Decoding happens entirely in your browser. The token is not sent over the network, written to any log, or stored anywhere. That said, a JWT often is a credential: anyone holding an unexpired access token can act as the user. The community convention is «treat a production JWT like a session cookie»: prefer test tokens when you can, and rotate any real token you have shared anywhere outside the browser session that minted it.

Where should I store a JWT in the browser?

The two common patterns each have a tradeoff. localStorage is convenient but readable by any successful XSS attack on the page. Cookies with HttpOnly are invisible to JavaScript so XSS cannot read them, but they need SameSite=Strict or SameSite=Lax to avoid CSRF. The current best practice: short-lived access tokens in a JavaScript variable (memory only) plus a long-lived refresh token in an HttpOnly + Secure + SameSite=Strict cookie scoped to the refresh endpoint, rotated on every use.
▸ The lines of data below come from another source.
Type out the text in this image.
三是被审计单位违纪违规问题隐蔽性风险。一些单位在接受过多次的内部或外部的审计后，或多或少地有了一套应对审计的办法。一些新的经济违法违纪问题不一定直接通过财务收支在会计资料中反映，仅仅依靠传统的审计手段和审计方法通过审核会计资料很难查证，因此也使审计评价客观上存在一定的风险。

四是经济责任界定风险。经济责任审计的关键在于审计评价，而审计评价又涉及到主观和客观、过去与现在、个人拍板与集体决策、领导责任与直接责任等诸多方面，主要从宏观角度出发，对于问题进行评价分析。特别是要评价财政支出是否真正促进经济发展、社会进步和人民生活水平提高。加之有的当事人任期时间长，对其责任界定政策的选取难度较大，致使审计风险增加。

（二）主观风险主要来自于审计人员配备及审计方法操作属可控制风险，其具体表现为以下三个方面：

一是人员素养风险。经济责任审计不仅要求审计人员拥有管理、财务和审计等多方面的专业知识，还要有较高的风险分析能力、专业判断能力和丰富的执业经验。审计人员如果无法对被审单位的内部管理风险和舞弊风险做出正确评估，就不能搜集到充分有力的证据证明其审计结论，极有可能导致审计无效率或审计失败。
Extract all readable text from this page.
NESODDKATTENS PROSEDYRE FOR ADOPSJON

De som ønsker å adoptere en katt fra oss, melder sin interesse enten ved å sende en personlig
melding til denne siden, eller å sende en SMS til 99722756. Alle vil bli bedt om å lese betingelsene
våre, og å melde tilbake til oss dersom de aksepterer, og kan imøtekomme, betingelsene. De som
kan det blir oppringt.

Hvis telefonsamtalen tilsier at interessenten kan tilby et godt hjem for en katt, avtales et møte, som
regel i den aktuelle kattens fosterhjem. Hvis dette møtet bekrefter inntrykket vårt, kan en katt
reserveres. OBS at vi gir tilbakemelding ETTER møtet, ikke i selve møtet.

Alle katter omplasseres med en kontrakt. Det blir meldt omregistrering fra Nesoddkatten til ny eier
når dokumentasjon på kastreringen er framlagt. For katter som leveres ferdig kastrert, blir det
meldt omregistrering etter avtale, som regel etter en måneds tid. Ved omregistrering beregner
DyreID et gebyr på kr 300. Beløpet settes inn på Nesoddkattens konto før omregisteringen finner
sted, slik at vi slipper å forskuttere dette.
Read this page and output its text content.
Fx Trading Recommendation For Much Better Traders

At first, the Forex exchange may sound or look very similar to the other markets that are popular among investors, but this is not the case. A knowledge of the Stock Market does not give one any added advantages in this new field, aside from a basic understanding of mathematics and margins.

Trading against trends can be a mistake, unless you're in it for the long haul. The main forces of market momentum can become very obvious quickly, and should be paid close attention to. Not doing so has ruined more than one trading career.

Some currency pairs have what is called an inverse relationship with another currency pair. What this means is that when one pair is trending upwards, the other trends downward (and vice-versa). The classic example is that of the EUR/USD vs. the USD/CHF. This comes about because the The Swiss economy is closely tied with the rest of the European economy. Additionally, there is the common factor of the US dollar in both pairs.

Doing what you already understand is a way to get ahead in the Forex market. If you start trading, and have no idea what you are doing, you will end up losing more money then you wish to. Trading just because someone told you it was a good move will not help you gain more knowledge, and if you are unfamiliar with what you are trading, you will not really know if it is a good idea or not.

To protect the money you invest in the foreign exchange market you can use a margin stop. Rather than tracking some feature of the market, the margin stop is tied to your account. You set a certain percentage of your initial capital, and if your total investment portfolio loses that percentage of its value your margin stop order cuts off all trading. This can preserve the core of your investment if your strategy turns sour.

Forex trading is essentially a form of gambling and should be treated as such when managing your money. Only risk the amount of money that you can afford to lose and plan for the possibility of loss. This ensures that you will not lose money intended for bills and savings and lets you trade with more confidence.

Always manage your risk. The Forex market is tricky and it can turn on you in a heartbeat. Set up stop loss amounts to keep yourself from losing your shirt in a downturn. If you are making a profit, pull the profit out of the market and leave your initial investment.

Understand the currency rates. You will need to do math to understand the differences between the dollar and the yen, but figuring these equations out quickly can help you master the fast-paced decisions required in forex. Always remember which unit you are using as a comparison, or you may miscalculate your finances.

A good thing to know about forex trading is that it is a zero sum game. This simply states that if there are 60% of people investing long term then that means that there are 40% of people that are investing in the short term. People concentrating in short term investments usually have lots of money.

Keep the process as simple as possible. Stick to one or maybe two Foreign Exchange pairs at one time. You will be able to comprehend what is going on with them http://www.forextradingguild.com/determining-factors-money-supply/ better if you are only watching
What does the kid field in the header do?

It identifies which key signed the token. Modern identity providers publish their public keys at a /.well-known/jwks.json endpoint as a JWK Set (RFC 7517); the verifier looks up the key whose kid matches the token's header. This is what makes zero-downtime key rotation possible: both old and new keys can sit in the JWKS during the grace period.

Can I revoke a JWT once it has been issued?

Not natively. A signed JWT is valid until its exp claim; that statelessness is the format's headline property. Workarounds: keep access tokens short (5-15 minutes) paired with a revocable refresh token; maintain a server-side deny list of revoked jti values; rotate the signing key (which invalidates every outstanding token signed with it). Each option re-introduces some statefulness; that's the trade.

Is decoding a token the same as decrypting it?

No. Decoding reverses base64url back to JSON: anyone can do it, and that is the point. Decrypting requires a key and only applies to JSON Web Encryption (JWE, RFC 7516), which is the encrypted variant of the JOSE family. Most tokens you see in the wild are JWS (signed but not encrypted), so decoding is enough to read them.